Nestes dias, a população de cidades como Kufa, Najaf e outras é liderada pelo jovem xeque xiita Moqtada al Sadr, que comanda milhares de fanáticos partidários dispostos a tudo destruir e a matar quem esteja à sua frente. E isso em nome de Alá, como se Deus, que é pai amoroso, justificasse o ódio de quem quer que seja. Como se não bastasse, arquiinimigos como os sunitas e drusos, seguidores de Maomé e fiéis ao islã, acabaram se unindo. O importante é expulsar os invasores estrangeiros, sejam quem forem.

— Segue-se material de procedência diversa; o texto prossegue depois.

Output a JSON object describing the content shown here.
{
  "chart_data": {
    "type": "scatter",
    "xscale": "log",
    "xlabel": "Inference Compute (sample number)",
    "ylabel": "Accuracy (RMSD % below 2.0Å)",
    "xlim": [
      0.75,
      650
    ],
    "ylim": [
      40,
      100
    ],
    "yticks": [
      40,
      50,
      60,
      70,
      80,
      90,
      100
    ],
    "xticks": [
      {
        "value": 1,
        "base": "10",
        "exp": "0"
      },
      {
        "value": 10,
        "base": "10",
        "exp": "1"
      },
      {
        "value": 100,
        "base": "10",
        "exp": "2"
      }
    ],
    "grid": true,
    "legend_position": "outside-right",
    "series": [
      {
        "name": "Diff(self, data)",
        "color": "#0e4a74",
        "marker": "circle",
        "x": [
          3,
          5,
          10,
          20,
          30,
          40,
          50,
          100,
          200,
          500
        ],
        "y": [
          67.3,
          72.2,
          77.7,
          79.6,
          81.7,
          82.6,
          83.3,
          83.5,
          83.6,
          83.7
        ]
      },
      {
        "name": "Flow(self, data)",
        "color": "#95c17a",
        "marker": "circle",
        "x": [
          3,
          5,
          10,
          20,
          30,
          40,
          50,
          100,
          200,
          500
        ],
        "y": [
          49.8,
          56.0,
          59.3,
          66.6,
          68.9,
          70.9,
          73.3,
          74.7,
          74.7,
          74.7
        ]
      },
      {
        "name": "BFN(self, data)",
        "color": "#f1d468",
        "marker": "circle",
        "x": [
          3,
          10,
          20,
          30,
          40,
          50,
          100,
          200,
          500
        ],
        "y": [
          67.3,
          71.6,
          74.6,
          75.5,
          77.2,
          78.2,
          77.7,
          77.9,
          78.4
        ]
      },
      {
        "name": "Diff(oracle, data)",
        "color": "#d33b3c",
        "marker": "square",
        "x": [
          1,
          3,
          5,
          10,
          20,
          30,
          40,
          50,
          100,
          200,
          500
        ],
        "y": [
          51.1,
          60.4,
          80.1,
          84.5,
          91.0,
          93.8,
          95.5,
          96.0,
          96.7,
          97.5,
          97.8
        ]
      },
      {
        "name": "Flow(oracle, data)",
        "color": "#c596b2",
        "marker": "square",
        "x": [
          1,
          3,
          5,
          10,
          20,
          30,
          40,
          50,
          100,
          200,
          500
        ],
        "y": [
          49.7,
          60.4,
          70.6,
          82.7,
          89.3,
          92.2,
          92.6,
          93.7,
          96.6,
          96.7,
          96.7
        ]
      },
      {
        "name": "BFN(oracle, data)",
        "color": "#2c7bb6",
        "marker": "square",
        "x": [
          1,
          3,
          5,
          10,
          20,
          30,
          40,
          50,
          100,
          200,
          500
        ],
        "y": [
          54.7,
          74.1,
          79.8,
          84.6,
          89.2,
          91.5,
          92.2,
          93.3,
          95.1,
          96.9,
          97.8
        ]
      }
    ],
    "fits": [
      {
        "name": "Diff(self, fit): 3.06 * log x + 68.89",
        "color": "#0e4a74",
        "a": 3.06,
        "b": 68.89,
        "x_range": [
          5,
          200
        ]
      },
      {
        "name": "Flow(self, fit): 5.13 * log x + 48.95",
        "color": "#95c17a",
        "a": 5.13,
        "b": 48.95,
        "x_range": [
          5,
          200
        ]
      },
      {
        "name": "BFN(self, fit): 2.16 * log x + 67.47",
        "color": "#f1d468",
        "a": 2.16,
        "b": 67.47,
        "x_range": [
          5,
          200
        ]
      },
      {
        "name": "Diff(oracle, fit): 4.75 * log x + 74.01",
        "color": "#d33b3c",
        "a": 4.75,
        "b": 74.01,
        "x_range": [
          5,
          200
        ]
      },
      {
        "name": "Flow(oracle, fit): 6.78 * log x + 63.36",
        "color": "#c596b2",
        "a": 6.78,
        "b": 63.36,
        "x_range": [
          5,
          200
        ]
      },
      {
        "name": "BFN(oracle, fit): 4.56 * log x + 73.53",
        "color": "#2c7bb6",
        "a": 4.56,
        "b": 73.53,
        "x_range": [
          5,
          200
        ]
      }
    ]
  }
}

Estou refletindo sobre o que escreveu recentemente Whoopi Goldberg, roteirista, produtora e comediante norte-americana: "Espere um minuto. Esse homem, George Bush, está liderando como um americano ou como um cristão?". A pergunta é boa, inteligente e contundente. Bush, na realidade, não está governando como um norte-americano -os EUA, aliás, tiveram outros presidentes bem mais empenhados no bem do próprio país-, muito menos como um cristão. Seria uma blasfêmia afirmá-lo. É oportuno que o leitor saiba que George W. Bush não é católico. É batista, se estou certo. Pouco importa. O lamentável é que ele nada aprendeu da mensagem do Nazareno, príncipe e arauto da paz, proclamador da lei maior do amor, que deu a vida pelos amigos. Proclamador, também, do perdão até aos inimigos.
Bush -assessorado por líderes evangélicos ultradireitistas, como é público-, que inicia os seus dias na Casa Branca com orações coletivas (sic!), está liderando uma guerra que, infeliz e injustamente, já foi comparada às Cruzadas dos séculos 11 e 12, cujo objetivo maior foi, queiram ou não queiram os anticlericais de sempre, a libertação do profanado Santo Sepulcro de Cristo...
Existem saídas para a atual situação vivida pelas tropas invasoras do Iraque? Acredito que sim. Primeiro, passarem, o quanto antes, a responsabilidade maior da reconstrução do Iraque à ONU, minimizada e marginalizada pelo presidente Bush antes do conflito. Depois, promoverem, o quanto antes, eleições livres e democráticas, devolvendo aos iraquianos xiitas, sunitas, curdos e cristãos, reconciliados, o autogoverno a que têm todo o direito. E, o quanto antes, senhor presidente Bush, fazer os jovens filhos dos EUA retornarem às suas casas, podendo realizar os seus belos sonhos. Antes que outras centenas ou milhares deles tenham o próprio túmulo no distante e árido Oriente Médio...

Dom Amaury Castanho, 76, jornalista, é bispo emérito de Jundiaí (SP). É autor de, entre outros livros, "Por Uma Nova Sociedade no Terceiro Milênio".